Table of Contents

Class GeneralizedAdditiveModelOptions<T>

Namespace
AiDotNet.Models.Options
Assembly
AiDotNet.dll

Configuration options for Generalized Additive Models (GAMs), which are flexible regression models that combine multiple simple functions to model complex relationships.

public class GeneralizedAdditiveModelOptions<T> : RegressionOptions<T>

Type Parameters

T

The numeric type used for calculations (typically double or float).

Inheritance
GeneralizedAdditiveModelOptions<T>
Inherited Members

Remarks

Generalized Additive Models extend linear regression by allowing non-linear relationships between predictors and the target variable. They work by fitting a separate smooth function (typically a spline) for each predictor variable and then adding these functions together. This approach maintains much of the interpretability of linear models while allowing for more flexible relationships.

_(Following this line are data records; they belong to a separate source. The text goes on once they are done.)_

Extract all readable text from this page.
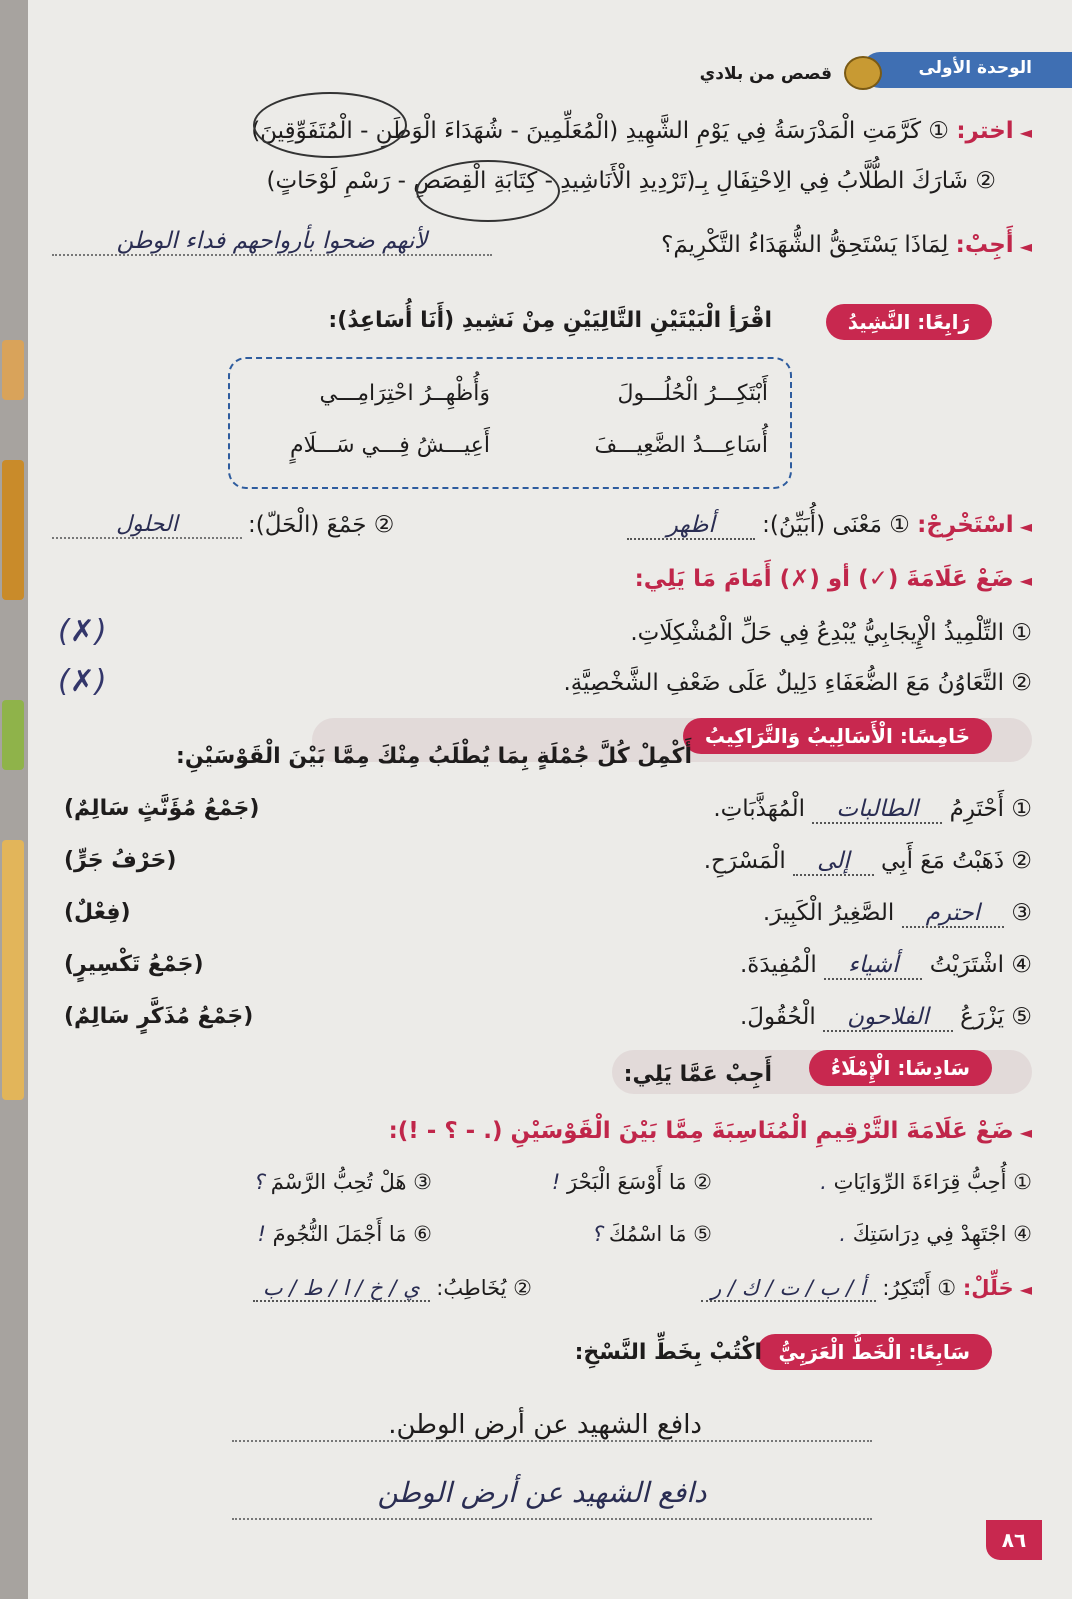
الوحدة الأولى
قصص من بلادي
◄اختر: ① كَرَّمَتِ الْمَدْرَسَةُ فِي يَوْمِ الشَّهِيدِ (الْمُعَلِّمِينَ - شُهَدَاءَ الْوَطَنِ - الْمُتَفَوِّقِينَ)
② شَارَكَ الطُّلَّابُ فِي الِاحْتِفَالِ بِـ(تَرْدِيدِ الْأَنَاشِيدِ - كِتَابَةِ الْقِصَصِ - رَسْمِ لَوْحَاتٍ)
◄أَجِبْ: لِمَاذَا يَسْتَحِقُّ الشُّهَدَاءُ التَّكْرِيمَ؟
لأنهم ضحوا بأرواحهم فداء الوطن
رَابِعًا: النَّشِيدُ
اقْرَأِ الْبَيْتَيْنِ التَّالِيَيْنِ مِنْ نَشِيدِ (أَنَا أُسَاعِدُ):
أَبْتَكِـــرُ الْحُلُـــولَ
وَأُظْهِــرُ احْتِرَامِـــي
أُسَاعِـــدُ الضَّعِيـــفَ
أَعِيـــشُ فِـــي سَـــلَامٍ
◄اسْتَخْرِجْ: ① مَعْنَى (أُبَيِّنُ): أظهر
② جَمْعَ (الْحَلّ):
الحلول
◄ضَعْ عَلَامَةَ (✓) أو (✗) أَمَامَ مَا يَلِي:
① التِّلْمِيذُ الْإِيجَابِيُّ يُبْدِعُ فِي حَلِّ الْمُشْكِلَاتِ.
(✗)
② التَّعَاوُنُ مَعَ الضُّعَفَاءِ دَلِيلٌ عَلَى ضَعْفِ الشَّخْصِيَّةِ.
(✗)
خَامِسًا: الْأَسَالِيبُ وَالتَّرَاكِيبُ
أَكْمِلْ كُلَّ جُمْلَةٍ بِمَا يُطْلَبُ مِنْكَ مِمَّا بَيْنَ الْقَوْسَيْنِ:
① أَحْتَرِمُ الطالبات الْمُهَذَّبَاتِ.
(جَمْعُ مُؤَنَّثٍ سَالِمٌ)
② ذَهَبْتُ مَعَ أَبِي إلى الْمَسْرَحِ.
(حَرْفُ جَرٍّ)
③ احترم الصَّغِيرُ الْكَبِيرَ.
(فِعْلٌ)
④ اشْتَرَيْتُ أشياء الْمُفِيدَةَ.
(جَمْعُ تَكْسِيرٍ)
⑤ يَزْرَعُ الفلاحون الْحُقُولَ.
(جَمْعُ مُذَكَّرٍ سَالِمٌ)
سَادِسًا: الْإِمْلَاءُ
أَجِبْ عَمَّا يَلِي:
◄ضَعْ عَلَامَةَ التَّرْقِيمِ الْمُنَاسِبَةَ مِمَّا بَيْنَ الْقَوْسَيْنِ (. - ؟ - !):
① أُحِبُّ قِرَاءَةَ الرِّوَايَاتِ .
② مَا أَوْسَعَ الْبَحْرَ !
③ هَلْ تُحِبُّ الرَّسْمَ ؟
④ اجْتَهِدْ فِي دِرَاسَتِكَ .
⑤ مَا اسْمُكَ ؟
⑥ مَا أَجْمَلَ النُّجُومَ !
◄حَلِّلْ: ① أَبْتَكِرُ: أ / ب / ت / ك / ر
② يُخَاطِبُ: ي / خ / ا / ط / ب
سَابِعًا: الْخَطُّ الْعَرَبِيُّ
اكْتُبْ بِخَطِّ النَّسْخِ:
دافع الشهيد عن أرض الوطن.
دافع الشهيد عن أرض الوطن
٨٦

For Beginners: Think of a Generalized Additive Model as a more flexible version of linear regression. In linear regression, you assume each input feature has a straight-line relationship with your target variable (like y = mx + b from high school math). GAMs relax this assumption by allowing each feature to have its own curved relationship with the target.

For example, if you're predicting house prices, a linear model might assume that price increases by a fixed amount for each additional square foot. A GAM could capture that small houses might see a bigger price increase per square foot than very large houses, where additional space might add less value.

GAMs achieve this flexibility while still being relatively easy to interpret compared to "black box" models like neural networks, because you can visualize how each individual feature affects the prediction. They're a good middle ground between simple linear models and complex machine learning algorithms.

Properties

Degree

Gets or sets the degree of the polynomial splines used in the model.

public int Degree { get; set; }

Property Value

int

The polynomial degree, defaulting to 3 (cubic splines).

Remarks

This parameter determines the degree of the polynomial used for each spline segment. Higher degrees allow for smoother transitions between spline segments but can lead to more oscillations. The default value of 3 corresponds to cubic splines, which provide a good balance of smoothness and stability.

For Beginners: This setting controls how smooth the transitions are between the curve pieces in your model. With the default value of 3, the model uses cubic polynomials (like y = ax³ + bx² + cx + d) which create very smooth curves with continuous first and second derivatives (meaning the curve and its slope change gradually without sudden jumps).

Think of it like the difference between connecting dots with straight lines (degree 1), gentle curves (degree 2), or even smoother curves (degree 3). Higher degrees create smoother transitions but can sometimes lead to unexpected wiggles in regions with sparse data. Lower degrees create simpler curves but might have more abrupt changes in direction.

The most common choices are:

  • 1: Linear splines (straight line segments)
  • 2: Quadratic splines (parabolic segments)
  • 3: Cubic splines (the default, very smooth)

For most applications, the default cubic splines (degree 3) work well, providing a good balance of smoothness and predictability.

NumSplines

Gets or sets the number of spline basis functions to use for each feature.

public int NumSplines { get; set; }

Property Value

int

The number of splines, defaulting to 10.

Remarks

This parameter controls how many spline basis functions are used to represent the smooth function for each predictor variable. More splines allow for more complex and wiggly functions, while fewer splines result in smoother functions with less flexibility.

For Beginners: This setting controls how flexible each curve in your model can be. With the default value of 10, the model uses 10 simple curve pieces (called "splines") that it combines to form a smooth curve for each feature. Think of it like drawing a curve using a limited number of control points - more points (higher NumSplines) let you create more complex curves with more twists and turns, while fewer points force the curve to be simpler and smoother.

If you set this too high (like 30+), your model might become too flexible and start fitting to noise in your data (overfitting). If you set it too low (like 3), your model might be too rigid to capture important patterns (underfitting). The default of 10 is a good starting point for many problems, but you might adjust it based on how complex you think the relationships in your data are and how much data you have (more data can support more splines).